LA MASTURBATION INTELLECTUELLE
Qu’est-ce que j’entends par masturbation intellectuelle?
La masturbation intellectuelle est l’action de jeter par écrit ou dans les airs des réflexions qui ne mènent à rien. Loin d’être inutile lorsqu’elle est pratiquée individuellement ou en groupe de personnes consentantes, par exemple lors d’une discussion philosophique ou d’un remue-méninges, il faut se demander quels impacts une telle pratique peut avoir sur une collectivité qui y est exposée sans en être informée.
Pour bien comprendre ce à quoi peut ressembler la masturbation intellectuelle, Olivier Niquet de l’émission La soirée est (encore) jeune à Radio-Canada cite Éric Duhaime qui résumerait tout le concept de la radio d’opinion, dans cette phrase : « On ne sait rien; c’qui sort, bein ça sort au compte-gouttes, pis y’a sûrement d’l’information là-d’dans qui est pas nécessairement vraie ; mais quessez vous voulez que j’vous dise? mieux vaut d’la mauvaise information que pas d’information pantoute! »(1)
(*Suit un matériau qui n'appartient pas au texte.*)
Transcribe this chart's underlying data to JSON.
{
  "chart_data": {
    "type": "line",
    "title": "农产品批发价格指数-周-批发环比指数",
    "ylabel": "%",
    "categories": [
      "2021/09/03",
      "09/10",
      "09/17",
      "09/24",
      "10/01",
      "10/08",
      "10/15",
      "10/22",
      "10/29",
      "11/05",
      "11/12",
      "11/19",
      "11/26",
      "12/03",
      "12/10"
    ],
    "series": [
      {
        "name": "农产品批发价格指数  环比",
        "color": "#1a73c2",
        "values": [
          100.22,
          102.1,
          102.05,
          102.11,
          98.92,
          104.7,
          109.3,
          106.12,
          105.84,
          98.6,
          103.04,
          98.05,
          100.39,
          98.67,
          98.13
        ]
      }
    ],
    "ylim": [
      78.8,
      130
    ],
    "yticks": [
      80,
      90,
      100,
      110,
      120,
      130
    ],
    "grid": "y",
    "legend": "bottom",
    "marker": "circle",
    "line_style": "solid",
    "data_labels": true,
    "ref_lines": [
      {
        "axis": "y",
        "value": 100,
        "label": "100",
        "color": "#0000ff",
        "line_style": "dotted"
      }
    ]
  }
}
Lorsque de la mauvaise ou de la fausse information satisfait notre besoin d’être informé, nous pouvons parler de masturbation intellectuelle.
Cette information douteuse non vérifiée, cette opinion que l’on nous présente comme de l’information se retrouve aujourd’hui de plus en plus présente autour de nous. La vitesse à laquelle nous semblons demander à être intellectuellement stimulés crée forcément des habitudes de bâclage journalistique. Difficile de savoir si les discours des politiciens et politiciennes sont l’œuf ou la poule d’une part très importante des reportages dits journalistiques d’aujourd’hui.
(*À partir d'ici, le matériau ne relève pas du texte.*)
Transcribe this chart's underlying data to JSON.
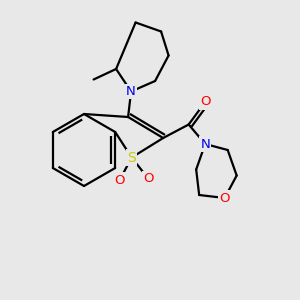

Quels sont les effets de la masturbation intellectuelle?
La masturbation rend sourd, c’est bien connu! Même si cette expression folklorique est non fondée scientifiquement, il est très intéressant de lire l’histoire de la réprimande de la masturbation. C’est fascinant de constater tous les efforts qui ont été consacrés à vaincre ce que l’on considérait comme une pratique allant mener à la fin de l’espèce et au désordre social. Si une véritable guerre idéologique fut menée contre la population, spécifiquement la classe populaire, par les médecins et le clergé, c’est justement pour préserver la pureté d’une certaine classe qui serait apparemment plus élevée. Si la masturbation non intellectuelle ne rend pas sourd, la masturbation intellectuelle, elle, peut rendre sourd. À force de se nourrir de discours creux à répétition et qui prennent des formes interchangeables tantôt qualifiées de journalistiques, tantôt de divertissantes, la surdité peut devenir une des réponses possibles pour se protéger face aux charges répétées du non-sens intellectuel. Je prends pour exemple à peu près n’importe quel téléjournal; comment est-ce possible pour un être humain normalement constitué de rester insensible au flot d’horreurs quotidien qui y est projeté? Ma réponse est qu’il développe une insensibilité, une surdité intellectuelle, qui le protège, en partie, contre les dommages psychologiques dus à une telle exposition. Le contenu du téléjournal serait-il de la masturbation intellectuelle? Si on se demande quelle est son utilité, la réponse est dans la question.
De la même façon que la génération d’aujourd’hui aura à se poser la question de son rapport à l’amour et à la sexualité à travers le filtre que lui impose la pornographie de plus en plus omniprésente, ma génération doit se poser la question de son rapport à l’information qui passe de plus en plus à travers les filtres de la désinformation et de l’opinion déguisée en information.
Références :
(1) Le bêtisier d’Olivier Niquet à la Soirée est (encore) jeune du 30 décembre 2015 à 48min 15sec.